How much will the program cost?

Students finish their degree within five to six semesters and pay $675 per credit for a total of 36 credits, or just over $24,000.

How does the program fit into my life?

In comparison with other data science Master’s programs, the Saint Mary’s program is less flexible, as some classes are taught synchronously, meaning that courses meet online at a scheduled time for lecture and/or group activities. Some classes may also be asynchronous, meaning that instructors create learning materials such as lectures, activities, quizzes, assignments, and group discussions in weekly modules, and students are responsible for completing the module on their own schedule within the given week.

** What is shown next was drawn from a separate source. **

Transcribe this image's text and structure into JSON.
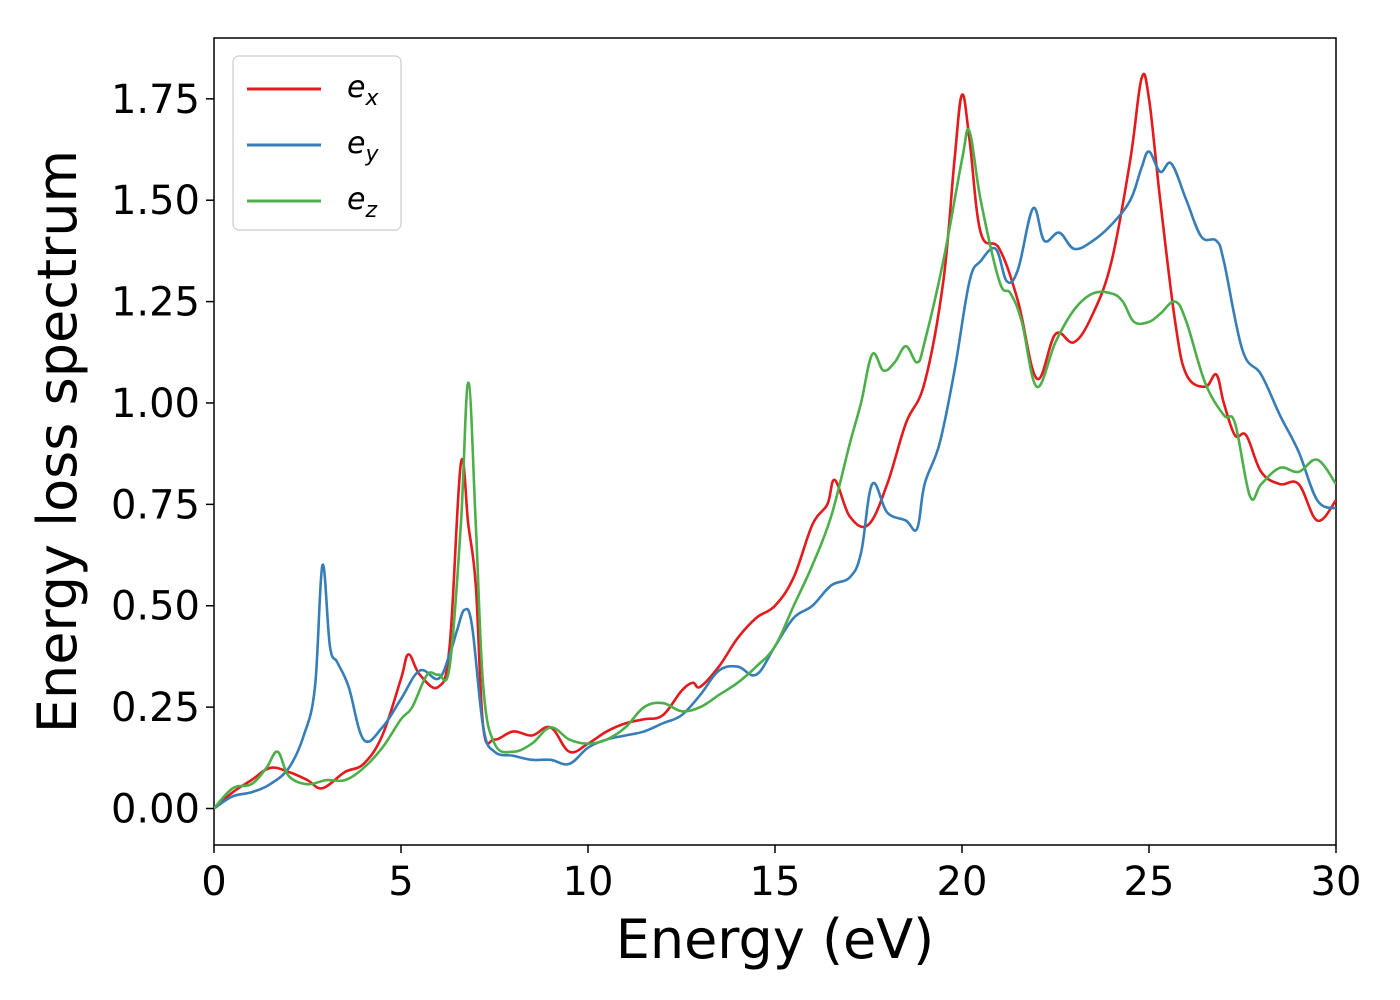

Students are required to visit the Saint Mary’s campus for one weekend each August for an immersive learning experience. The required practicum will also need to be balanced and scheduled within each student’s work and family obligations. Because of the project-based nature of the program, students can expect to need to schedule time to work with classmates or meet with instructors.

Summary

The Saint Mary’s data science program will appeal to students looking for a greater degree of in-person interaction and personalization than is offered by some other similar programs. The immersive weekend on campus in August, as well as scheduled class times, are likely to be a pro for students seeking a more hands-on educational experience where they develop close relationships with classmates. Students with complex obligations outside of the classroom, as well as students with substantial business experience, are likely to find the required practicum less helpful and relevant. Because the Saint Mary’s program also focuses on business and professional skills, it is likely to be appealing to students with less work experience.